Can ve mal kaybında insanın ihmali gibi etkenleri de unutmamak gerekir. Allah Elçisi’nin (sas) “Deveni bağla, sonra Allah’a tevekkül et” sözü prensibimiz olsaydı bu kayıpların azalacağı aşikârdı. İhmalkârlığın dışında istismar ve haksız kazanç elde etmek için yapılan yanlışlar da ayrı bir problem.
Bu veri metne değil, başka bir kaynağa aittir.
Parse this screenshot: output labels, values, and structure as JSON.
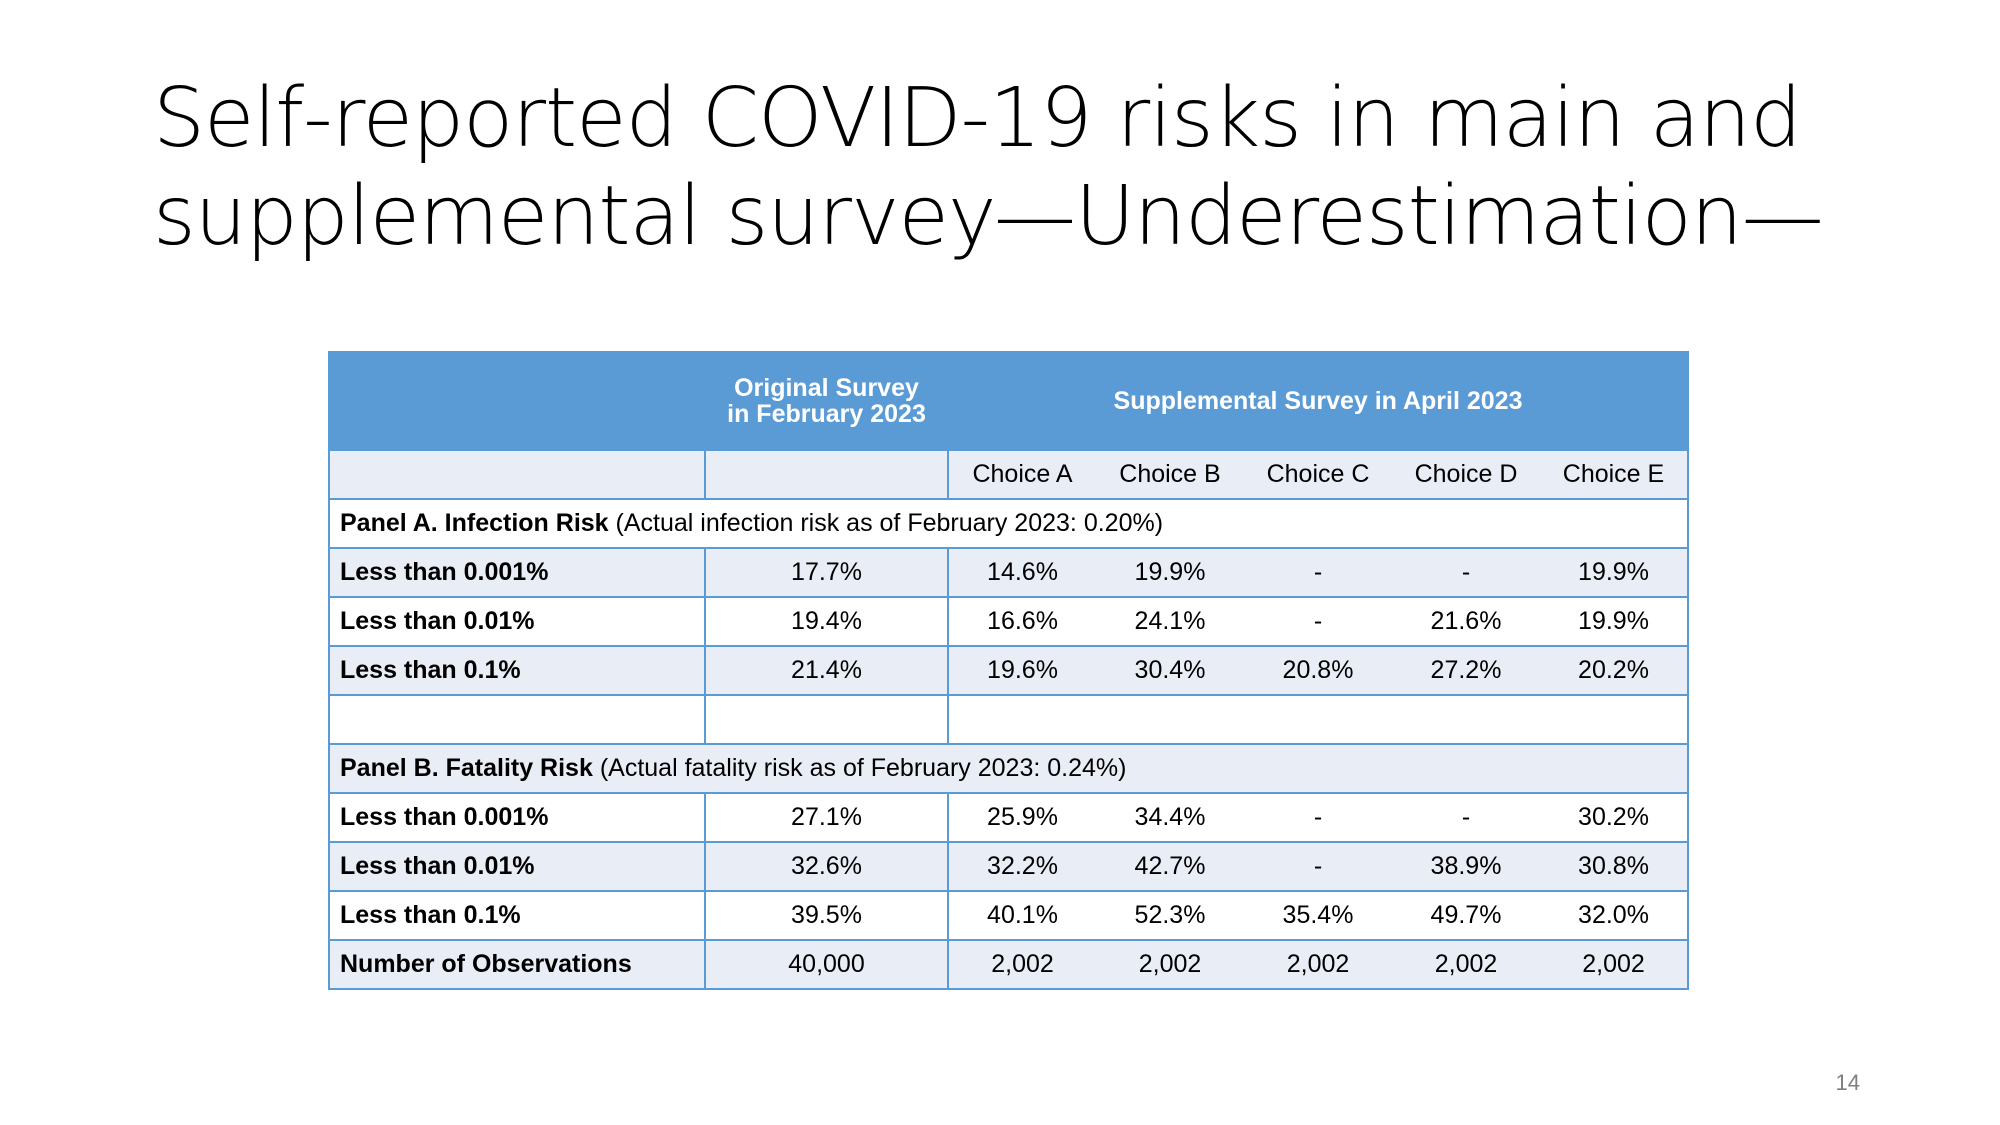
{
  "title": {
    "line1": "Self-reported COVID-19 risks in main and",
    "line2": "supplemental survey—Underestimation—"
  },
  "table": {
    "header": {
      "original_line1": "Original Survey",
      "original_line2": "in February 2023",
      "supplemental": "Supplemental Survey in April 2023"
    },
    "choices": [
      "Choice A",
      "Choice B",
      "Choice C",
      "Choice D",
      "Choice E"
    ],
    "panel_a": {
      "title": "Panel A. Infection Risk",
      "note": " (Actual infection risk as of February 2023: 0.20%)",
      "rows": [
        {
          "label": "Less than 0.001%",
          "original": "17.7%",
          "values": [
            "14.6%",
            "19.9%",
            "-",
            "-",
            "19.9%"
          ]
        },
        {
          "label": "Less than 0.01%",
          "original": "19.4%",
          "values": [
            "16.6%",
            "24.1%",
            "-",
            "21.6%",
            "19.9%"
          ]
        },
        {
          "label": "Less than 0.1%",
          "original": "21.4%",
          "values": [
            "19.6%",
            "30.4%",
            "20.8%",
            "27.2%",
            "20.2%"
          ]
        }
      ]
    },
    "panel_b": {
      "title": "Panel B. Fatality Risk",
      "note": " (Actual fatality risk as of February 2023: 0.24%)",
      "rows": [
        {
          "label": "Less than 0.001%",
          "original": "27.1%",
          "values": [
            "25.9%",
            "34.4%",
            "-",
            "-",
            "30.2%"
          ]
        },
        {
          "label": "Less than 0.01%",
          "original": "32.6%",
          "values": [
            "32.2%",
            "42.7%",
            "-",
            "38.9%",
            "30.8%"
          ]
        },
        {
          "label": "Less than 0.1%",
          "original": "39.5%",
          "values": [
            "40.1%",
            "52.3%",
            "35.4%",
            "49.7%",
            "32.0%"
          ]
        }
      ]
    },
    "observations": {
      "label": "Number of Observations",
      "original": "40,000",
      "values": [
        "2,002",
        "2,002",
        "2,002",
        "2,002",
        "2,002"
      ]
    }
  },
  "page_number": "14",
  "colors": {
    "header_bg": "#5b9bd5",
    "shade_row": "#e9edf6",
    "border": "#5b9bd5"
  }
}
İnsanlığın karşılaştığı her felâketten sonra meydana gelenlerin ilahî bir cezalandırma olup olmadığı polemikleri yaşanır. Bazen insanların söylediği kırıcı sözler acı çeken mağdurlar için incitici olabilmektedir. Felâketlerin ilahî cezalandırma olarak meydana gelip gelmediğiyle ilgili kesin yargıda bulunabilmek ancak ilahî bir bildirim varsa mümkündür. İlahî bildirim olmayan bir meselede insanların söyledikleri ise tahmin, yorum ve zanlardan ileri gitmez. Son günlerde Çin’de görülen ve dünyaya yayılan Corona virüsü ile ülkemizde yaşadığımız deprem ve çığ felâketleri sebebiyle bazı insanların oldukça yüzeysel, bir bilgiye dayanmayan ve zan ifade eden açıklamalarıyla karşılaştığımız için “Acaba eskiden İslam dünyasında salgın hastalıklar meydana gelmiş mi?” sorusunu cevaplandırmak için bu yazıyı kaleme aldık.
Uzun asırlar boyunca salgın hastalıklar insanlık tarihini etkileyen, çok korkulan önemli gelişmeler olmuştur. Milyonlarca insanın ölümüne sebep olan salgınlar, bir ülkelerin ekonomisini ve demografik yapısını ciddi anlamda etkilemiştir. Bu da tabii olarak gıda temininde zorluk yaşanmasına ve pahalılığa sebep olmuştur.